Hosted by horror connoisseur Jordan Peele, the show develops a fresh look with the classic eeriness the former installment delivered week after week. It is a tough reputation to uphold, as the Rod Serling version terrified millions of Baby Boomers during the Big Three era of television.

“The Comedian” stars Kumail Nanjiani as Samir, a struggling comic whose political jokes continue to fall on deaf ears and crickets every night. However, he accepts advice from comedy legend J.C. Wheeler (Tracy Morgan), who tells Samir to make his material more personal. The classic Twilight Zone twist is that everyone Samir talks about in his act is erased from the world.

It is a riff on the success versus happiness mantra and the belief that fame ultimately comes at a cost. There is little suspense or terror, but Nanjiani manages to keep audiences tuned in with his portrayal of a character wrestling with what he values most in life. 

The second episode, “Nightmare at 30,000 Feet,” is a reprisal of the William Shatner-led episode, “Nightmare at 20,000 Feet,” in which an anxious Shatner is the only person to see the monster on the side of his plane.

The modern-day take sees Parks and Recreation legend Adam Scott as a journalist with PTSD listening to a podcast describing the disappearance of the flight he is on, because what 21st century remake would be complete without a podcast episode? It is a tale of fate that delivers more of a punch than the first episode and pays homage through a few Easter Eggs to one of the more loved episodes of the old show.

The Peele-produced remake has not captured critics or audiences as of yet; its Rotten Tomatoes score hovers around 75 percent but the audience score is closer to 60 percent. The complaints seem to come from the lack of direction the show seems to take. James Poniewozik of the New York Times notes, “ ‘a Twilight Zone’ without a specific perspective on the nightmares of its time is just a collection of creepy stories, an exercise in nostalgia.”


It is easy to compare the show to its predecessor, but that seems like an impossible act to follow considering the success of the previous installment and the completely different social climate Peele’s version is airing in.

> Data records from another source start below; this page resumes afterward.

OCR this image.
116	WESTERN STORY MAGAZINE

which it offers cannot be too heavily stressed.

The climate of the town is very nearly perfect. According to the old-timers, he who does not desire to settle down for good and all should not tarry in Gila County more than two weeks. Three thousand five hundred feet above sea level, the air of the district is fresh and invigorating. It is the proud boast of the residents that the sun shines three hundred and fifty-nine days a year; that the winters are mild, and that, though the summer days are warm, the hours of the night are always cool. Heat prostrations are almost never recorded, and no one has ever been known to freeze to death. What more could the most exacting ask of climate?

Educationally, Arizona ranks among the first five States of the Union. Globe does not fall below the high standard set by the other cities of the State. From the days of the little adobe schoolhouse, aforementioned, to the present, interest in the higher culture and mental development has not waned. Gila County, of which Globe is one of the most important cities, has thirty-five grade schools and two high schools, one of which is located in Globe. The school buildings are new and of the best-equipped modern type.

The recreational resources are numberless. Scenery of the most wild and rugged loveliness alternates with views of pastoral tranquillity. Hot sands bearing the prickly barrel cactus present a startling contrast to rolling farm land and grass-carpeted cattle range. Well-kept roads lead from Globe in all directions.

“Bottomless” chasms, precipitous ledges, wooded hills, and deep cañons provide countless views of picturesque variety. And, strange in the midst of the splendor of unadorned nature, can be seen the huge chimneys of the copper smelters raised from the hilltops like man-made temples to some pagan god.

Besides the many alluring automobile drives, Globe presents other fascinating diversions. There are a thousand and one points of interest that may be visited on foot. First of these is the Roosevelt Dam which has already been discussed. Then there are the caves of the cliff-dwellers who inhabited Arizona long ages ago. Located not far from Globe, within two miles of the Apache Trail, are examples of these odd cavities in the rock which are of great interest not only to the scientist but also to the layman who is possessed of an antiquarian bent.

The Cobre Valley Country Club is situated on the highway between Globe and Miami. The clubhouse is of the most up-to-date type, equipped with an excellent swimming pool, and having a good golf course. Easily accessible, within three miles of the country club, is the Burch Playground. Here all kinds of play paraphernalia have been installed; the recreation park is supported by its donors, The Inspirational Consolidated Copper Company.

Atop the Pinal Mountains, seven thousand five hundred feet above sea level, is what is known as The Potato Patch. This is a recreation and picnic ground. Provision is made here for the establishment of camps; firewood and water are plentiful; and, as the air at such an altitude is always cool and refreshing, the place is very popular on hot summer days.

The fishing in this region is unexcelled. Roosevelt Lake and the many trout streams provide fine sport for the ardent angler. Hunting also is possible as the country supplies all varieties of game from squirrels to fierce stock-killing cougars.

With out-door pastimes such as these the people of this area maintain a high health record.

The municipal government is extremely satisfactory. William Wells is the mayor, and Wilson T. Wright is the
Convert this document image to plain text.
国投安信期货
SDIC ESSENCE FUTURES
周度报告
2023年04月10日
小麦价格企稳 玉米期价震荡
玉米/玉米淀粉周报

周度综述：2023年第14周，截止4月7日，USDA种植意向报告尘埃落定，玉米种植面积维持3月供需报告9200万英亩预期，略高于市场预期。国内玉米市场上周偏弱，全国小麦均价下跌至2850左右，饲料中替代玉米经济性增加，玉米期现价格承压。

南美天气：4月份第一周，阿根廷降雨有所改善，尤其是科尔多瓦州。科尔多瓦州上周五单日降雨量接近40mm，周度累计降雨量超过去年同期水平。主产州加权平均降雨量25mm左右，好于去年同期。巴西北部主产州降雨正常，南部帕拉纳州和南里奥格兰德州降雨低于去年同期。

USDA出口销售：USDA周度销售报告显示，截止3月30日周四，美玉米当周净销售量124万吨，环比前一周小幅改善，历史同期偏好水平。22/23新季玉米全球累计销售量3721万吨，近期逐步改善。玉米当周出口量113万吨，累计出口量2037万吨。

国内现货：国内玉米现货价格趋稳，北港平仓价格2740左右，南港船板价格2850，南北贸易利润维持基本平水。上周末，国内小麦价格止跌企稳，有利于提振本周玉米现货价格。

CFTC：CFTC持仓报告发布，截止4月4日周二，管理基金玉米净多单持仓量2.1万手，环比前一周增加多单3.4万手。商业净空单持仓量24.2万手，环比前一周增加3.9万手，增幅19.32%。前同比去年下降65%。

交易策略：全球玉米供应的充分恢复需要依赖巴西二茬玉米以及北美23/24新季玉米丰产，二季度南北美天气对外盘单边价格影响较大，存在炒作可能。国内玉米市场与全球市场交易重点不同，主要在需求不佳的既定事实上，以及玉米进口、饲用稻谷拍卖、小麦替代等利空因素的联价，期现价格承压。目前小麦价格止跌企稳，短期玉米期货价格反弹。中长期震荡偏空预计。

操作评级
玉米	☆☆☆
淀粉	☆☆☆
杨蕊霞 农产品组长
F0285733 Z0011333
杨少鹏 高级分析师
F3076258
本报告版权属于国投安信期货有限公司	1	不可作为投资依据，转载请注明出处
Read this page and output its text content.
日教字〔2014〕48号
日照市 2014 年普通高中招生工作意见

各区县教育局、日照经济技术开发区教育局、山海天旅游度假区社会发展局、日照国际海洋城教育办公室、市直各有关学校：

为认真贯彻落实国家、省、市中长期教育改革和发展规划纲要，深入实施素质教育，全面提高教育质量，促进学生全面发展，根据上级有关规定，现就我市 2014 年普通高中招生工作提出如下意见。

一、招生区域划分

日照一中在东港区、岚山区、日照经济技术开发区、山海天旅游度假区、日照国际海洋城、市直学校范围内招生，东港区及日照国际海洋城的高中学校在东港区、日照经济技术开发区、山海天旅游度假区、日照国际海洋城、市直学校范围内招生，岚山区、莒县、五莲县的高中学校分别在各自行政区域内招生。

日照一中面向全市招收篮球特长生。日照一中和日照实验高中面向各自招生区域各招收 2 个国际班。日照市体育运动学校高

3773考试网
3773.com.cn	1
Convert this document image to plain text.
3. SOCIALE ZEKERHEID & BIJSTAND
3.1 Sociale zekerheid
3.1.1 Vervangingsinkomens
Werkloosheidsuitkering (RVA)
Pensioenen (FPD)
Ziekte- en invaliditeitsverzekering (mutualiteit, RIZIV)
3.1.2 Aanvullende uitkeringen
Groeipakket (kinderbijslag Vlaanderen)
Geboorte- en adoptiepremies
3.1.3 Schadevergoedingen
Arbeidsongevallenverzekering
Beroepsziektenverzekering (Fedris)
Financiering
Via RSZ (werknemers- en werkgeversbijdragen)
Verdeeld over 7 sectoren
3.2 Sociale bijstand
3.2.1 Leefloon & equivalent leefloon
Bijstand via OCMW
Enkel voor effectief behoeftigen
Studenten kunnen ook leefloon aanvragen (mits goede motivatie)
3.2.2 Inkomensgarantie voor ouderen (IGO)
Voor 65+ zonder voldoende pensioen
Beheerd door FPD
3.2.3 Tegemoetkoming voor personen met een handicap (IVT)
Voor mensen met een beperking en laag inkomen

The Cold War and America’s countercultural revolution are no longer trending topics in the United States, so the 2019 Twilight Zone has the difficulty of capturing the essence of the first series with modern-day substance. 

However, audiences know it can be done. Shows like Black Mirror and The X-Files have successfully proved creepy anthologies still have a place in entertainment. It is just a matter of if the modern-day adaptation can develop a distinctive voice that crosses over a whole new generation into The Twilight Zone.